The Circle of Life

Flint Hill Church, from Losing Georgia
In a weird way, life has a way of coming full circle. As a child, my family would trek from Jonesboro to Flint Hill Church in Douglas County for the family reunion of my grandparent’s siblings and distant relations. Being young, I had no idea of where we were – only that there long tables covered with fluttering tablecloths, groaning with food. I remember playing hide and seek in the cemetery with my cousins, what seemed like mobs of white-haired little old ladies and being shooed away from giant platters of fried chicken.

Now I live in the very same county I used to unknowingly visit as a child. Fourteen years ago, we moved here for the affordable housing, good schools, a reasonable commute and cows. Yes, you heard me. Cows. Where else could you see cows on your way to work? Rolling pastures, woods for miles, little cafes, two lane roads – the quiet ruralness of it all was comforting. I only wished it had lasted a little longer.
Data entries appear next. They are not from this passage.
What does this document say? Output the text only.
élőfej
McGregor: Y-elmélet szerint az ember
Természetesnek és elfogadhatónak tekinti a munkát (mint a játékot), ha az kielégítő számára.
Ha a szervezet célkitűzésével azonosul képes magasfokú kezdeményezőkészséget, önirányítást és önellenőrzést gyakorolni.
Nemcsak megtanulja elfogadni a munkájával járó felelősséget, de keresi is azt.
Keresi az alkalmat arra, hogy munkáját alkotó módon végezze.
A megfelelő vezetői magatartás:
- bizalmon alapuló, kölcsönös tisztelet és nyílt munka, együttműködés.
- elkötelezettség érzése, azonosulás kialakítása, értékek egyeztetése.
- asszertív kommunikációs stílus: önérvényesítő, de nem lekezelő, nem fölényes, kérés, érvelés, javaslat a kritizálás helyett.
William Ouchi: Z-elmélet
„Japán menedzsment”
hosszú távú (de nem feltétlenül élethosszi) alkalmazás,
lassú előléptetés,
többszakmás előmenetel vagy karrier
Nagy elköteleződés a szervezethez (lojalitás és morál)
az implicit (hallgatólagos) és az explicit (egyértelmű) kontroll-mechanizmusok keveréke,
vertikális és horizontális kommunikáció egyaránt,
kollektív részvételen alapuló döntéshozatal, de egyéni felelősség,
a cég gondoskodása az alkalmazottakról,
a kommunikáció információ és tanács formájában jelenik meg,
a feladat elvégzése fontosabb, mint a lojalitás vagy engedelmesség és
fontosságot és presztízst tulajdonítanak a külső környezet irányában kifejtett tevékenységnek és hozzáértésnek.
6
Losing Georgia noted the other day

“Douglas County has less greenspace per acre than metro Atlanta as a whole.” (Douglas Neighbor Newspaper cited)

While most studies are usually done with a hidden agenda, all you have to do is drive around this little county to see that this one hits close to home. Any space bigger than a sandbox is being dug up / paved over / built upon. Doesn’t matter there is an entirely empty shopping center down the street – let’s build another!

Lately, along with the spate of bad manners (and my readers know my opinions on manners – I’ve ranted enough about it here here, and here for starters) shown by everyone from the media to the clerk at the grocery store, there’s been a good deal of talk around the county – basically “What Happened?”. One day, we’re the little forgotten neighbor to the West, the next we’re just as over-developed and crime-ridden as the rest of Atlanta. So many factors go into making a community, for better or worse. How do city fathers navigate the tangled web of growth without ruining what attracts people to their town in the first place? When do you cross the line between building infrastructure to support residents and schools to the greed of development for the sake of expanding the tax base?

Greed, personified by The Ol’ Grinch himself, used to be a sin. Along with lying, cheating, stealing, killing… you get my drift. Nowadays, everything is acceptable. But think for a minute (just a short, little minute), of the story of The Grinch. Remember his surprise when – after he’d stolen all the toys from Whoville, the honkers and sqonkers and the Roast Beast – he heard the Who’s singing on Christmas morning? That he knew that Christmas (and therefore, ahem life) wasn’t about greed or avarice or envy? Remember, his heart grew three sizes that day. What a lesson….

I’m still waiting for the Grinch’s heart to grow here in DC.